Thankfully DataLoader gives us a simple batching mechanism that we can use to reduce the multiple requests to getUserById.

Next we'll create a function that allows us to pass multiple id's that it can then pass onto getUserById. This function must return a Promise. It's what is expected of DataLoader.

const getUsersByIds = async (ids: string[]): Promise<User[]> => {
  return ids.map((id) => getUserById(id));
};

Now using something like GraphQL Yoga we can instantiate a new DataLoader and pass it our getUsersByIds function in it's constructor:

const server = createServer({
  schema: {
    typeDefs,
    resolvers,
  },
  context: () => ({
    userLoader: new DataLoader(getUsersByIds),
  }),
});

Now inside of our resolver code we can get userLoader, and replace our previous implementation with something that looks like this:

const resolvers = {
  Query: {
    users: () => users,
  },
  User: {
    bestFriend: async ({ bestFriendId }, _, { userLoader }) => {
      const user = await userLoader.load(bestFriendId);

      return user;
    },
  },
};

Now when we make the same query as we did above, we should see significantly less console.log statements inside the terminal:

Calling getUserById for id: 2
Calling getUserById for id: 3

If some resolvers require authorization logic, have no fear! Using GraphQL Yoga you have access to the Request object that is sent, and you can .get() things from the headers to pass to your business logic.

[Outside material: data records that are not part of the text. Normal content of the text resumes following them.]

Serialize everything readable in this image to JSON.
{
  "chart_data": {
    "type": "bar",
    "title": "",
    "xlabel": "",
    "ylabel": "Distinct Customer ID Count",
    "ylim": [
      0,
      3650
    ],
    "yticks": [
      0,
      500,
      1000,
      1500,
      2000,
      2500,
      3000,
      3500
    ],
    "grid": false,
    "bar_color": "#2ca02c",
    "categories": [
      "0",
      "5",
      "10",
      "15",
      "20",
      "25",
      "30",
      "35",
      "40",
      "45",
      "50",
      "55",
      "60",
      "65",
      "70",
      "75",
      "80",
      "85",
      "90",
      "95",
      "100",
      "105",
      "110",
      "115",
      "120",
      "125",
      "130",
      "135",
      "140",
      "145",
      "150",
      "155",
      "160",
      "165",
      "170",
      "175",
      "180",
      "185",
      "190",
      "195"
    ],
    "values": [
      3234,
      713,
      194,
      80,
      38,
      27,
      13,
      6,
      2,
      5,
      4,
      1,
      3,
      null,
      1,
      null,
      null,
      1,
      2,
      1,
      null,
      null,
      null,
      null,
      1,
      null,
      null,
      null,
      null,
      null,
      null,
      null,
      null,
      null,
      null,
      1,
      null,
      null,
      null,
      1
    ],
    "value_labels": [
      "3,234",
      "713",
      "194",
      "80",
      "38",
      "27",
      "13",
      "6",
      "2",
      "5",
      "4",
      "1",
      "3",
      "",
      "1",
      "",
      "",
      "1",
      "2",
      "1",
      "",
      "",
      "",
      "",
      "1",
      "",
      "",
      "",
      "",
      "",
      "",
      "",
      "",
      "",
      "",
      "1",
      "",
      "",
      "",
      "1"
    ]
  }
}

const server = createServer({
  schema: {
    typeDefs,
    resolvers,
  },
  context: ({ req }) => {
    const authorizationToken = req.headers["authorization"];

    return {
      userLoader: new DataLoader((ids) =>
        getUsersByIds(ids, authorizationToken)
      ),
    };
  },
});

I should end by saying that DataLoader doesn't replace the need for a cache, so you'll want to make sure you're implementing something like that as well.

Conclusion

  • DataLoader is great for batching requests and executing once to load the data you need.
  • DataLoader is not unique to GraphQL. It can work with other implementations, and even outside of JavaScript.
  • DataLoader was initially created by the founders of GraphQL for use internally at Facebook, but later open sourced.
  • DataLoader was recently taken over by The Guild to continue maintenance, and future development.